Discover more about Atelier Brückner
Vincent Campredon’s talk echoed Shirin Bruckner’s words on the need to aim for a multi-sensory experience when designing a museum strategy. He held various key positions in the French Navy, especially in the field of communication, before being appointed director of the National Maritime Museum of France, one of the largest museums of its kind in the world. His mission was simple: to inspire visitors with a love of the sea and make them aware of how vital it is to our world. Tasked with turning a 250-year-old institution into a museum of the future, Vincent made the museum relevant to today’s audiences by fostering a sense of wonder and curiosity, telling the long, fascinating story of maritime activity and its rich heritage. The aim of the new museum is clear: to use the power of emotions and the imagination to make visitors aware of the ecological, economic, scientific and military challenges that make the sea so vital to the future of mankind.

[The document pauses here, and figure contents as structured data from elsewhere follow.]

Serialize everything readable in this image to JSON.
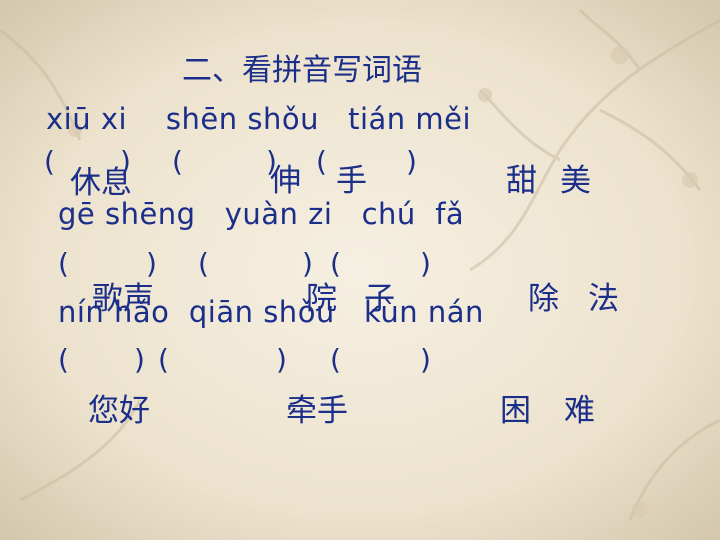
{
  "title": "二、看拼音写词语",
  "rows": [
    {
      "pinyin": "xiū xi    shēn shǒu   tián měi",
      "parens": [
        "(",
        ")",
        "(",
        ")",
        "(",
        ")"
      ],
      "answers": [
        "休息",
        "伸",
        "手",
        "甜",
        "美"
      ]
    },
    {
      "pinyin": "gē shēng   yuàn zi   chú  fǎ",
      "parens": [
        "(",
        ")",
        "(",
        ")",
        "(",
        ")"
      ],
      "answers": [
        "歌声",
        "院",
        "子",
        "除",
        "法"
      ]
    },
    {
      "pinyin": "nín hǎo  qiān shǒu   kùn nán",
      "parens": [
        "(",
        ")",
        "(",
        ")",
        "(",
        ")"
      ],
      "answers": [
        "您好",
        "牵手",
        "困",
        "难"
      ]
    }
  ],
  "colors": {
    "text": "#1a2e8a",
    "background": "#efe6d2",
    "vignette": "#cfc2a6",
    "branch": "#c9bca0"
  }
}
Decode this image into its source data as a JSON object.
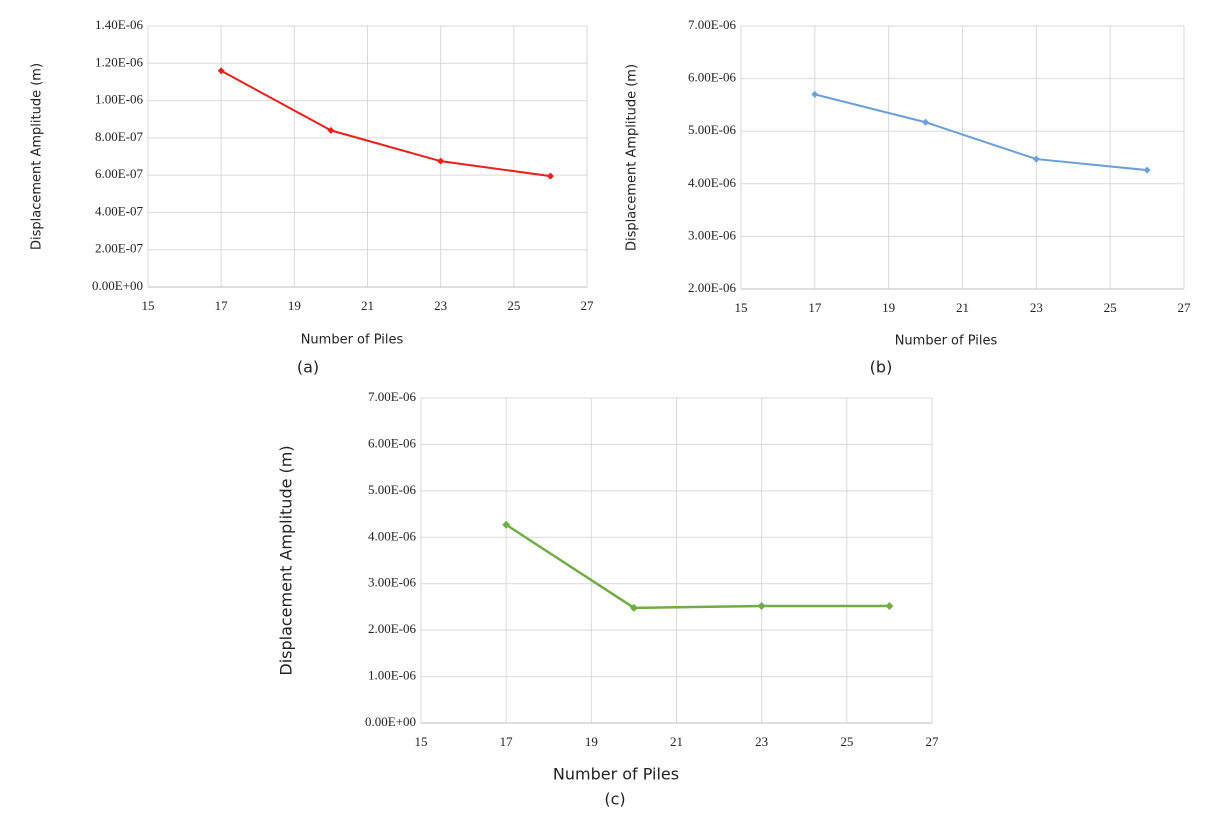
{
  "chart_data": [
    {
      "type": "line",
      "caption": "(a)",
      "xlabel": "Number of Piles",
      "ylabel": "Displacement Amplitude (m)",
      "x": [
        17,
        20,
        23,
        26
      ],
      "series": [
        {
          "color": "#e8201c",
          "values": [
            1.16e-06,
            8.4e-07,
            6.75e-07,
            5.95e-07
          ]
        }
      ],
      "xlim": [
        15,
        27
      ],
      "xticks": [
        15,
        17,
        19,
        21,
        23,
        25,
        27
      ],
      "ylim": [
        0,
        1.4e-06
      ],
      "yticks": [
        {
          "value": 0,
          "label": "0.00E+00"
        },
        {
          "value": 2e-07,
          "label": "2.00E-07"
        },
        {
          "value": 4e-07,
          "label": "4.00E-07"
        },
        {
          "value": 6e-07,
          "label": "6.00E-07"
        },
        {
          "value": 8e-07,
          "label": "8.00E-07"
        },
        {
          "value": 1e-06,
          "label": "1.00E-06"
        },
        {
          "value": 1.2e-06,
          "label": "1.20E-06"
        },
        {
          "value": 1.4e-06,
          "label": "1.40E-06"
        }
      ],
      "grid": true
    },
    {
      "type": "line",
      "caption": "(b)",
      "xlabel": "Number of Piles",
      "ylabel": "Displacement Amplitude (m)",
      "x": [
        17,
        20,
        23,
        26
      ],
      "series": [
        {
          "color": "#6a9fd8",
          "values": [
            5.7e-06,
            5.17e-06,
            4.47e-06,
            4.26e-06
          ]
        }
      ],
      "xlim": [
        15,
        27
      ],
      "xticks": [
        15,
        17,
        19,
        21,
        23,
        25,
        27
      ],
      "ylim": [
        2e-06,
        7e-06
      ],
      "yticks": [
        {
          "value": 2e-06,
          "label": "2.00E-06"
        },
        {
          "value": 3e-06,
          "label": "3.00E-06"
        },
        {
          "value": 4e-06,
          "label": "4.00E-06"
        },
        {
          "value": 5e-06,
          "label": "5.00E-06"
        },
        {
          "value": 6e-06,
          "label": "6.00E-06"
        },
        {
          "value": 7e-06,
          "label": "7.00E-06"
        }
      ],
      "grid": true
    },
    {
      "type": "line",
      "caption": "(c)",
      "xlabel": "Number of Piles",
      "ylabel": "Displacement Amplitude (m)",
      "x": [
        17,
        20,
        23,
        26
      ],
      "series": [
        {
          "color": "#70ad47",
          "values": [
            4.27e-06,
            2.48e-06,
            2.52e-06,
            2.52e-06
          ]
        }
      ],
      "xlim": [
        15,
        27
      ],
      "xticks": [
        15,
        17,
        19,
        21,
        23,
        25,
        27
      ],
      "ylim": [
        0,
        7e-06
      ],
      "yticks": [
        {
          "value": 0,
          "label": "0.00E+00"
        },
        {
          "value": 1e-06,
          "label": "1.00E-06"
        },
        {
          "value": 2e-06,
          "label": "2.00E-06"
        },
        {
          "value": 3e-06,
          "label": "3.00E-06"
        },
        {
          "value": 4e-06,
          "label": "4.00E-06"
        },
        {
          "value": 5e-06,
          "label": "5.00E-06"
        },
        {
          "value": 6e-06,
          "label": "6.00E-06"
        },
        {
          "value": 7e-06,
          "label": "7.00E-06"
        }
      ],
      "grid": true
    }
  ]
}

Pap Ndiaye opened a discussion on the social challenges that museums are facing and how these challenges have affected the way they operate. Nathalie Bondil argued that what has changed is that museum discourse is no longer restricted to narrow scholarly subjects: instead, museums more easily embrace different areas of expertise. She argued that this raises a question of power and of the legitimacy of museum discourse. From Shirin Brückner’s point of view, what has really changed over the last twenty years is that museum teams working on projects adopt an interdisciplinary approach from the start. For Katrina Sedgwick, what has changed is that museums have been able to evolve, experiment and take risks, are less afraid of failure and are able to use new channels to reach new audiences. For Vincent Campredon, the key is to foster team spirit in order to manage change and reposition the museum.
The shortcomings of many museum projects are not due to lack of resources, ambition, or talent; they arise from a failure to ask questions, to define overall expectations and to formulate integrated goals. During this day of discussions, it became clear how important it is to approach a museum project as a fully integrated whole, making sure that all the people involved work together, from design to implementation, to ensure the social and cultural coherence of the project as well as its long-term sustainability.
Set up to bring French national museums together to work on the pioneering Louvre Abu Dhabi project, France Muséums capitalises on its unparalleled experience, using its expertise and that of its partner network to support the design and implementation of museum- and heritage-related projects where the visitor experience is at the heart of the concept.